O desembargador Jorge Souto Maior aborda a questão da indenização em relação aos funcionários terceirizados, e chama atenção para os arbitramentos no caso.
“No aspecto do cálculo da indenização aos trabalhadores terceirizados, a consideração do potencial econômico do empregador pode representar a fixação de indenizações inferiores pelo mesmo fato danoso, já que as empresas de trabalho terceirizado não têm o mesmo capital que a Vale possui.”
Apesar de ponderar a relevância do caso ocorrido em Brumadinho, Souto Maior salienta que tragédias envolvendo as relações de trabalho no país são comuns, e que há de se buscar soluções para casos que vitimem trabalhadores no país.
“Há uma enorme tragédia cotidiana nas relações de trabalho no Brasil.

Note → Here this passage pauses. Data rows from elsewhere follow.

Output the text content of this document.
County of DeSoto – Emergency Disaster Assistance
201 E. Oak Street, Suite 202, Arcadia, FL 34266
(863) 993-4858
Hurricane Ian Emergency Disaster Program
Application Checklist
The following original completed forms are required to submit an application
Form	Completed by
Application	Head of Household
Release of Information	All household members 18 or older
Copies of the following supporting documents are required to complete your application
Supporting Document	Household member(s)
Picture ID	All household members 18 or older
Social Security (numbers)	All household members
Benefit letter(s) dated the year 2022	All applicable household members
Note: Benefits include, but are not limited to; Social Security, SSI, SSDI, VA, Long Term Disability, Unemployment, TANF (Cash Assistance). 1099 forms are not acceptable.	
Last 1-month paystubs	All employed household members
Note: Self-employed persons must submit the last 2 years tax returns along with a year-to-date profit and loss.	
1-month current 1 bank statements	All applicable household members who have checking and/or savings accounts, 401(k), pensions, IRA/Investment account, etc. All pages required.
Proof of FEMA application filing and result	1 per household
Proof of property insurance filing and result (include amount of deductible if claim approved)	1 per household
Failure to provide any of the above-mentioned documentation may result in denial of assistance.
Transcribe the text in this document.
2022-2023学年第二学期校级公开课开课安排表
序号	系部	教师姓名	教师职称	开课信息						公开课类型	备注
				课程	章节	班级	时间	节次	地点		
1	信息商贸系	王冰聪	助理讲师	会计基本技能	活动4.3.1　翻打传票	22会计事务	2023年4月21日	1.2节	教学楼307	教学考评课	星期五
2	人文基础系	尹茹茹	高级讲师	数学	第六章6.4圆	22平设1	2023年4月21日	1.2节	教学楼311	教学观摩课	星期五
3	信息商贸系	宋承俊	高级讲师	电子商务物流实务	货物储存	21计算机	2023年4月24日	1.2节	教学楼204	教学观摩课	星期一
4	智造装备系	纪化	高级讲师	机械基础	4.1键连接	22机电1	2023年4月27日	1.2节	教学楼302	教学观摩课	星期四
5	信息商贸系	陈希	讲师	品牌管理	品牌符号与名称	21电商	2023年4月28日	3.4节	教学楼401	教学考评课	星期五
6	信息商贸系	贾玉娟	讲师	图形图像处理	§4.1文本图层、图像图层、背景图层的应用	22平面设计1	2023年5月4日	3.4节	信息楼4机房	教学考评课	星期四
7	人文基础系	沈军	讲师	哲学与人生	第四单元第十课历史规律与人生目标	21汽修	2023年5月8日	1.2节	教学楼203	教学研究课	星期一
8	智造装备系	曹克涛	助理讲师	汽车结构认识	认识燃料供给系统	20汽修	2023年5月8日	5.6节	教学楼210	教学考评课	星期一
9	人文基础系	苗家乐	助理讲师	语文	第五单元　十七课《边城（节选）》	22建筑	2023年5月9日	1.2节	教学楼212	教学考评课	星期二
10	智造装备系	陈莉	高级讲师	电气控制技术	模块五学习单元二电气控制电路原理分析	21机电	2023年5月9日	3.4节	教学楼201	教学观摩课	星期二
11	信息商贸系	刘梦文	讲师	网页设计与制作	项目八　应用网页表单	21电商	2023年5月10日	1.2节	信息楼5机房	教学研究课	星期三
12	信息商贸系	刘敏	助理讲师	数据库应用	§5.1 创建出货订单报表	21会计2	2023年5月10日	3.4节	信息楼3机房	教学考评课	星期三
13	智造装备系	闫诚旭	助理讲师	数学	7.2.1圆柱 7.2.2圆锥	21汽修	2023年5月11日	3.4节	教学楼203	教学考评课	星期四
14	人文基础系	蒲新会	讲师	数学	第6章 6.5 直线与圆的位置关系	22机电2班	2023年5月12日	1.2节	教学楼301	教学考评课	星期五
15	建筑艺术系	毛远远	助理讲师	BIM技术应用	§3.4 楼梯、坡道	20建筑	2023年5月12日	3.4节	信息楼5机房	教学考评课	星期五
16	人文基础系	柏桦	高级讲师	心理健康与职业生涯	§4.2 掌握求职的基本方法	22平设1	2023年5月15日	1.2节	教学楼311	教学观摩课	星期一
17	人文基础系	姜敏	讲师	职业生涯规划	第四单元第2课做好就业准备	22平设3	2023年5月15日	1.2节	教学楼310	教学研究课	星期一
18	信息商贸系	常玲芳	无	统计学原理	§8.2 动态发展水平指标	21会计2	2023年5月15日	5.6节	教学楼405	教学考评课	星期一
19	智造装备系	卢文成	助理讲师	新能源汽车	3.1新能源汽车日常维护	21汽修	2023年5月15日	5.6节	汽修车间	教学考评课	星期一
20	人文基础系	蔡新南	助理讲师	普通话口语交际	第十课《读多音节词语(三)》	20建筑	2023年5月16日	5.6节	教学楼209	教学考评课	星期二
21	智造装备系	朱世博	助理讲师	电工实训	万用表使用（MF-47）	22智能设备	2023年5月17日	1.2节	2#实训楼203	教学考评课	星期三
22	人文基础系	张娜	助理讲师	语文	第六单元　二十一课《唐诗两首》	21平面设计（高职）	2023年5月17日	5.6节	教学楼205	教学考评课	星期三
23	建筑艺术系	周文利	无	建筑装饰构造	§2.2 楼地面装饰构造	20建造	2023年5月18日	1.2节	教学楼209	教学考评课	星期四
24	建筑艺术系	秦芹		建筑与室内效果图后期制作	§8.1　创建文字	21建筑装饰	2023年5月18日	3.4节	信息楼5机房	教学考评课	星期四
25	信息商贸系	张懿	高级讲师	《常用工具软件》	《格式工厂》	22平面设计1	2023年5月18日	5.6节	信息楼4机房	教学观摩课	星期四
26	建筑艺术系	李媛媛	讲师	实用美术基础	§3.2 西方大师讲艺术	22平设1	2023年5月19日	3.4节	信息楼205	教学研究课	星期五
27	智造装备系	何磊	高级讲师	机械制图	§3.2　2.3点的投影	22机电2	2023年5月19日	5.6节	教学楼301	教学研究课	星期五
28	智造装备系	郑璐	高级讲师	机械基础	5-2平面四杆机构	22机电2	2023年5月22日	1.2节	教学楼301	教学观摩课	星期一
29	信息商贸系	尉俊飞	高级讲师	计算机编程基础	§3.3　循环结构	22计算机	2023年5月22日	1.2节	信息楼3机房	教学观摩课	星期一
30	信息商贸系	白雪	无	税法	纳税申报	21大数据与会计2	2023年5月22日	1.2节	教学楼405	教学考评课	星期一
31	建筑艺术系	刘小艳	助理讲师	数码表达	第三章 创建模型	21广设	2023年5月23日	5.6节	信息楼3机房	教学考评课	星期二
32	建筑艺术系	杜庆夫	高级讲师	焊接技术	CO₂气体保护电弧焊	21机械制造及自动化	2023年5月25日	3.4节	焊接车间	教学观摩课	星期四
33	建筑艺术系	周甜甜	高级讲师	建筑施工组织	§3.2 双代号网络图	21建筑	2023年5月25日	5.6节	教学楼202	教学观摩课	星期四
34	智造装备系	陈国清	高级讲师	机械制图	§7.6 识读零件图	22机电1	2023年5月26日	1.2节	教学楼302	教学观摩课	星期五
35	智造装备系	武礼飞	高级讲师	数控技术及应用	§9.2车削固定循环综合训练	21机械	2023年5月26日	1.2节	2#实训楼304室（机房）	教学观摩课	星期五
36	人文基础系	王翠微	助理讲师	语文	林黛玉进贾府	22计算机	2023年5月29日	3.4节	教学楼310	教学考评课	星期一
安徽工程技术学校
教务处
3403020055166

O acidente de trabalho da Vale em Brumadinho (que, para muitos, é bem mais que um acidente) é a expressão nítida dessa realidade. Trata-se de ‘uma espécie de evento concentrado e acelerado da mesma tragédia que, de modo espalhado e a conta-gotas, acomete a milhares de trabalhadores e trabalhadoras no Brasil ao longo do ano’¹. Precisamos, enfim, tirar lições com os erros e parar de tentar justificá-los, porque isso apenas favorece que a tragédia humana continue nos acompanhando, impunemente. Não agindo assim, então, devemos, ao menos, nos perguntar: quantas mais tragédias como a da Vale em Brumadinho queremos?”